Симон, который сейчас только узнал Марию, предостерегающим голосом шепнул:

– Учитель, это Мария из Магдалы, сестра Лазаря, очень блудная и грешная.

А потом послышался несколько раздраженный голос Иуды:

– Лучше было бы продать это масло и деньги раздать нищим.

– Не плачь, – успокаивал Иисус Марию; когда же она робко подняла боязливые, полные слез глаза, он, глядя на нее, проговорил: – Ты мне совсем не говорил, Лазарь, что у тебя есть вторая сестра, и такая красивая. – А потом, повернувшись к Симону, стал говорить несколько проповедническим тоном: – Прощаются ей грехи ее многие, ибо много возлюбила она, а кому мало прощается, тот мало любит. Я вошел в дом твой, Симон, и ты не дал мне воды на измученные ноги мои, а она дала мне свои слезы; ты не помазал елеем головы моей, а она драгоценным мирром умастила стопы мои и обтерла их вот этими мягчайшими, чем шелк, и более дорогими, чем золото, косами. Не печалуйся и ты, Иуда, о нищих, ибо нищих всегда имеете с собой, а меня не всегда будете иметь.

Голос его изменился от волнения.

– Вы долго ходили за мной, слышали меня многократно и все же искушали и спрашивали: кто я?
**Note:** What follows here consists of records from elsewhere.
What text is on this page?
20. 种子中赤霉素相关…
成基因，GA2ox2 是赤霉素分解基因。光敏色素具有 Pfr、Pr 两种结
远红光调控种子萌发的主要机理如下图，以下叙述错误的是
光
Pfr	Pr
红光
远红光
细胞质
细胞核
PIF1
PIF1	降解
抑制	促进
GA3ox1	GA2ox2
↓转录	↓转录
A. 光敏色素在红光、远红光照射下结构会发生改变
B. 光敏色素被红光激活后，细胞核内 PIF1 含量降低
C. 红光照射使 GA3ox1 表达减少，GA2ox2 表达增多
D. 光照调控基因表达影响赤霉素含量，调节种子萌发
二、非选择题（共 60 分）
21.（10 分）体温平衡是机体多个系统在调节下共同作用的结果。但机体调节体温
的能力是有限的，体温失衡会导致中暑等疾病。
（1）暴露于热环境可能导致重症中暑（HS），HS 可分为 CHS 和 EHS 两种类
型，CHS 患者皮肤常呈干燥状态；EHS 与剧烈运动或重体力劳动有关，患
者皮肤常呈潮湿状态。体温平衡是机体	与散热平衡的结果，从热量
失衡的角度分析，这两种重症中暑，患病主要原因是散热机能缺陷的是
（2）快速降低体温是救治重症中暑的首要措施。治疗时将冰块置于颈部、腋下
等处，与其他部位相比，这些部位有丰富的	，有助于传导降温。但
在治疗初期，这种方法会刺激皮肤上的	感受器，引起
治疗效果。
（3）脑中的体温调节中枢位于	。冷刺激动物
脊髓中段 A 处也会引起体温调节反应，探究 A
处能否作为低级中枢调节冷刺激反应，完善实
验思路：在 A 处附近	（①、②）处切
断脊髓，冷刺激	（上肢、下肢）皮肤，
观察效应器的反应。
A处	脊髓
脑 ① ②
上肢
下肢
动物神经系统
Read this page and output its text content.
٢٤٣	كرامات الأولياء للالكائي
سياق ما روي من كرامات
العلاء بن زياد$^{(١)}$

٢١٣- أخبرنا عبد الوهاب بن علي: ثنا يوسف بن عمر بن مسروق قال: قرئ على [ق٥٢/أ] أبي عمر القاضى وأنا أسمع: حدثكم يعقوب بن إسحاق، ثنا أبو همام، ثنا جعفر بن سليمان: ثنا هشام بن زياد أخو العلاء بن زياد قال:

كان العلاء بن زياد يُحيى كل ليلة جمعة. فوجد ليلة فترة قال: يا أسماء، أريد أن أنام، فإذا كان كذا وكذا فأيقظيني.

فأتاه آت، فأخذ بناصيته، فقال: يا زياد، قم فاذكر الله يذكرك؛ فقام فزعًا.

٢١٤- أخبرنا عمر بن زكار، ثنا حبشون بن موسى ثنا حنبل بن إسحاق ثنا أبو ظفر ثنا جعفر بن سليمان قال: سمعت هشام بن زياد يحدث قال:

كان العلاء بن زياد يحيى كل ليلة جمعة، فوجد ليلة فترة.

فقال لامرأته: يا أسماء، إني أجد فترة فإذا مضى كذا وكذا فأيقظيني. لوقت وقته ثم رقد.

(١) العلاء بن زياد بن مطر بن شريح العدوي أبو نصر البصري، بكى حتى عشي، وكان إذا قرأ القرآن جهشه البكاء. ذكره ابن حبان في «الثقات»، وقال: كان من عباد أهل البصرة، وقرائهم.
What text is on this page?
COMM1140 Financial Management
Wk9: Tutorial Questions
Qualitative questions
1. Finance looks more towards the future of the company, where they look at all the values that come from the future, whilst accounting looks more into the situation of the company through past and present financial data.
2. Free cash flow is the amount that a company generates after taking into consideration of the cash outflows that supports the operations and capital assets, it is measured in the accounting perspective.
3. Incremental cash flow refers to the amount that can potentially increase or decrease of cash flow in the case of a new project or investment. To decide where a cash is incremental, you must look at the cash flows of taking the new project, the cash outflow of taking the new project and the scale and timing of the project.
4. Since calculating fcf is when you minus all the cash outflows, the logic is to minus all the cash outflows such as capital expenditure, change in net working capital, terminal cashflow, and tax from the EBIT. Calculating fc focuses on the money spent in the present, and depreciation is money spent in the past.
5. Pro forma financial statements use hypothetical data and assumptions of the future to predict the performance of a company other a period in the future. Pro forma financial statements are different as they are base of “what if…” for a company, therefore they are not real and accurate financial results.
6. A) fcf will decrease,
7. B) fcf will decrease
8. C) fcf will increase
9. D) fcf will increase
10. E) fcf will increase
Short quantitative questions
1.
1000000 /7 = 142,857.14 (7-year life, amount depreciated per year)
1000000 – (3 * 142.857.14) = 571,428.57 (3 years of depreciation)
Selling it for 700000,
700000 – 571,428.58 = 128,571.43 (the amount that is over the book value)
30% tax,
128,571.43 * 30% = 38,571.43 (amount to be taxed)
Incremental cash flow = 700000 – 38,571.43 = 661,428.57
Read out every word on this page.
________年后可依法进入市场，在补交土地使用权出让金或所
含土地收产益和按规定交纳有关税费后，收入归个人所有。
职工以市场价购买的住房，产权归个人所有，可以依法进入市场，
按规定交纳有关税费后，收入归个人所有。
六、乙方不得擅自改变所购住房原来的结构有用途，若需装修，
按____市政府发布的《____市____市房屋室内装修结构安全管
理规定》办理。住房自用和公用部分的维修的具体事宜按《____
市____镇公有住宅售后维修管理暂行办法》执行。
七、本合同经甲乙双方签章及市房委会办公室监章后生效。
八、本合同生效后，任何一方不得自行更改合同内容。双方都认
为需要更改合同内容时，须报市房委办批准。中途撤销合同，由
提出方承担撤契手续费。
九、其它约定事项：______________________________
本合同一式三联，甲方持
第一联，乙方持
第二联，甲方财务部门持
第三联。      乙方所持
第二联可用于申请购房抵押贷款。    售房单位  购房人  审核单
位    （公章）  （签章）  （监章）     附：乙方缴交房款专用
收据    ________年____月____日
По раздумью вы пошли за мной, а вот эту девушку едва я при солнце узнал, и в тот же вечер она, ведомая сердцем, припала к ногам моим с криком: «Спаситель!»

Он положил обе ладони на голову Марии и проговорил:

– И обретешь ты спасение, и имя твое сплетется с моим именем, и ты найдешь меня после смерти и соединишься со мной на кресте. Иди же теперь и усни, ибо истерзал сердце твое день сегодняшний. Пойдемте и мы на покой, ибо ничто лучше того, что свершилось, нас постичь уж не может.

Мария покорно встала, ушла и действительно, едва лишь коснулась постели, сладко заснула. Ученики тоже, закутываясь в плащи, рассеялись по саду и разлеглись под деревьями.

Погасли огни, и вскоре тишина воцарилась во всей усадьбе.

Иуда не мог заснуть. Он вышел за ворота, сел на камень и блуждал нахмуренными глазами по искрящимся мерцающими живыми огоньками созвездиям, по золотистой полосе туманного Млечного Пути, потом, наконец, остановил свой взор на неподвижном, стоявшем в зените темно-синего неба блестящем круге луны. В его косматой голове обгоняли друг друга обрывки мыслей; он был зол на то, что трудно теперь пытать счастья у Марии, и на то, что Иисус пристыдил его на людях. Кроме того, он размышлял, что должно означать это «Ты найдешь меня после смерти» и этот намек на позорную казнь крестом. Неужели рабби, который, как он полагал, под его влиянием начинает занимать воинственную позицию против священников, думает отказаться от последней схватки и, имея за собой сонмы отважных галилеян, смириться? Он нахмурился еще больше и почувствовал холодный трепет в душе, беспокойство, тревогу, что, может быть, его горделивые вожделения окажутся еще раз обманутыми.

Марфа тоже не спала: при тусклом свете лампады она сидела в своей клети, глядя на квашню с тестом, которую ей надо было замесить еще сегодня, так как она дала себе обет сама готовить все для пропитания учителя. Она знала, что уже пора приняться за работу, но у нее болели усталые ноги и утомленные руки, а к тому же какая-то непонятная тоска отнимала у нее силы. Она чувствовала, что должна радоваться обращению сестры; но не могла найти в душе своей ни крупицы радости; напротив, тень какой-то безбрежной грусти заволакивала ее сердце, и она чувствовала, что что-то для нее умирает, угасает безвозвратно. Она поднялась с тяжелым вздохом, высоко засучила широкие рукава, связала их сзади и, оголив белые, пухлые, красивые руки, принялась месить тесто – ив такт движениям рук стала вдруг трястись ее черноволосая голова, трепетать раздираемая рыданием грудь, и слезы градом покатились по ее побледневшим от каких-то непонятных уколов страдания щекам.